Os atores estão bem. Michael Emerson está excelente como o genial Finch, de saúde frágil, mas poderoso em sua inteligência e que também carrega seus próprios fantasmas pessoais. John Caviezel traz a mesmíssima cara de coitado que ele pensa ser de angústia mostrada desde o seu ‘Jesus Cristo’. Para alguns críticos isso incomodou muito. Para mim, não atrapalhou em nada: para um ex-agente-da-CIA-durão-com-cara-de-coitado, o que realmente em sã consciência se poderia esperar? Taraji é a mais prejudicada com um personagem inconsistente que não ajuda em nada sua interpretação. Ela até tenta dar um ar sério de policial durona e compenetrada, mas, por exemplo, ela usa uma arma na cintura que tem quase metade do seu tamanho: é impossível não pensar que, em caso de necessidade, a dificuldade em tirar a arma do coltre inviabiliza qualquer participação em um tiroteio.

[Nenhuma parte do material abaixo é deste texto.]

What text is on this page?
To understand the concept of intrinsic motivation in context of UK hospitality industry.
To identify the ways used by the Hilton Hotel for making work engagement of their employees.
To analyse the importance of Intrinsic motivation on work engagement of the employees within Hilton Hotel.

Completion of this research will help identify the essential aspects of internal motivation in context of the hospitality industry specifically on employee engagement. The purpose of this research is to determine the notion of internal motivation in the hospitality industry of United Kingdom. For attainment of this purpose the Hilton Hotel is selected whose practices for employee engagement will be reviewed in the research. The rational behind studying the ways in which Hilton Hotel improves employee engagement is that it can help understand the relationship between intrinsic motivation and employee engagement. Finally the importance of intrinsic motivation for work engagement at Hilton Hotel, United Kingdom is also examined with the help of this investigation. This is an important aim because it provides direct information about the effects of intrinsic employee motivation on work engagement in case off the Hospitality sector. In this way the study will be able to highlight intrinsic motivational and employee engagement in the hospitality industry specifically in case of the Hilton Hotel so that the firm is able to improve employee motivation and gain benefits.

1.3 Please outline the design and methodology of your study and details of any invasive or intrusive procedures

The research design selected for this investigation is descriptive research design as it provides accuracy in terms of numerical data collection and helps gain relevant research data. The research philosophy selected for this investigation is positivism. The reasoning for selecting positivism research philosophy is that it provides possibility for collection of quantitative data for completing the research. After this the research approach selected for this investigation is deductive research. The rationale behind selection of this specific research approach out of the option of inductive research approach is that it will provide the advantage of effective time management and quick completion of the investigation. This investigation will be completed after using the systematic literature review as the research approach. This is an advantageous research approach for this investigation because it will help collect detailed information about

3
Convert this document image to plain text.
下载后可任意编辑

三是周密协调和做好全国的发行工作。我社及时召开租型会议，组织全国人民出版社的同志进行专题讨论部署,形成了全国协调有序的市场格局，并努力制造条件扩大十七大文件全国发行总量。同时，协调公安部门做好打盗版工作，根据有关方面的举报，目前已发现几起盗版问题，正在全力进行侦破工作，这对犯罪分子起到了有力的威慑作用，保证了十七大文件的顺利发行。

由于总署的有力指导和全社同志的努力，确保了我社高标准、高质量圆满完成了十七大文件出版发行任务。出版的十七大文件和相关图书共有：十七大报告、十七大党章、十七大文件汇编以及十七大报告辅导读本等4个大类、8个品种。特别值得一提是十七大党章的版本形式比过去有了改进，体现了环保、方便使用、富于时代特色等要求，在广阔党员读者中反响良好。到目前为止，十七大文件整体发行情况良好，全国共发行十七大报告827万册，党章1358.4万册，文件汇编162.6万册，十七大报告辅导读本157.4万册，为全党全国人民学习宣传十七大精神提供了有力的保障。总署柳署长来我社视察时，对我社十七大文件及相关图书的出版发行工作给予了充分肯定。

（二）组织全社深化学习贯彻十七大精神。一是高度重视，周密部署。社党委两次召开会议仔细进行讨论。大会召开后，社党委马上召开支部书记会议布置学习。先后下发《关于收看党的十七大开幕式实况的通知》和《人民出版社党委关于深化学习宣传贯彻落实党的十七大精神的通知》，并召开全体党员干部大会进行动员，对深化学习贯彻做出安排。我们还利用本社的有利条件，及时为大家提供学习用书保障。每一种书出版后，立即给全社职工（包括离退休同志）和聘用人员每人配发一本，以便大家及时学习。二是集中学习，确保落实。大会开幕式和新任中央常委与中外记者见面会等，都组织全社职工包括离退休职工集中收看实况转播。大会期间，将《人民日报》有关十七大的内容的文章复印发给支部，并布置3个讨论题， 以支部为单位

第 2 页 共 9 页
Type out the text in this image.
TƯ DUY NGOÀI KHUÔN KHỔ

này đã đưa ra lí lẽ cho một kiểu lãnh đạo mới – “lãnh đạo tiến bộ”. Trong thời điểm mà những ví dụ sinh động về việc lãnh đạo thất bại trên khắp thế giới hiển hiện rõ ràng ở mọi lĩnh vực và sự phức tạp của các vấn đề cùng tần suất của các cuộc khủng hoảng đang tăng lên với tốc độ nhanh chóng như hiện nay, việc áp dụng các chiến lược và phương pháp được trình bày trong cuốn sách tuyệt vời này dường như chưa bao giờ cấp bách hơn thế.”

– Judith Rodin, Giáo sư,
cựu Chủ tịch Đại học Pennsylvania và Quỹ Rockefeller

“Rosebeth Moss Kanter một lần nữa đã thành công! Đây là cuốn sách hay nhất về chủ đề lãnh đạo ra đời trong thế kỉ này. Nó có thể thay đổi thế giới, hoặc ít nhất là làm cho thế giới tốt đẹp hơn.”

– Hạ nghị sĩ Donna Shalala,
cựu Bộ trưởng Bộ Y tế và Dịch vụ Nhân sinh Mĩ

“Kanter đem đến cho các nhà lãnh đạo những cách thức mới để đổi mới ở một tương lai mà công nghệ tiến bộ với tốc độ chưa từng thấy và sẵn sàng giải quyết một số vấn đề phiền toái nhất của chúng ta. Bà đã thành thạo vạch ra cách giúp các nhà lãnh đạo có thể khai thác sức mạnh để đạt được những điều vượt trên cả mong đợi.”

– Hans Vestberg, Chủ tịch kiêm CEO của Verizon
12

Os três primeiros episódios (os que assisti) mantém o mesmo padrão. Espero que aumentem o tom daqui pra frente, com melhores histórias e melhor aproveitamento dos casos. Por enquanto, a boa qualidade (não excepcional, mas bem aceitável) faz ter vontade de continuar assistindo.

Prime Suspect
Policial enfrenta o dia a dia pesado das ruas de Nova Iorque, a perseguição a um serial killer, os profundos problemas pessoais e o machismo dos seus colegas.

Não sou contra adaptações ou atualizações de filmes ou séries que deram certo em outros lugares. O problema não é a adaptação em si. É a falta de coragem. De ousadia. No mais das vezes, não se pretende alcançar (quem diria ultrapassar) as qualidades do orignal; a única ambição se limita a querer beber do sucesso alheio. ‘Prime Suspect’ é uma série clássica inglesa que amealhou dezenas de prêmios, provocou intensa discussão sobre a força das mulheres na sociedade, e consolidou a carreira de Helen Mirren. Os argumentos são banais (em geral, serial killers), mas a direção sóbria (tipicamente britânica) valoriza os roteiros excepcionais, as atuações espetaculares. Não à tôa, é um autêntico marco. Querer reproduzir isso implica em aceitar o tamanho da responsabilidade.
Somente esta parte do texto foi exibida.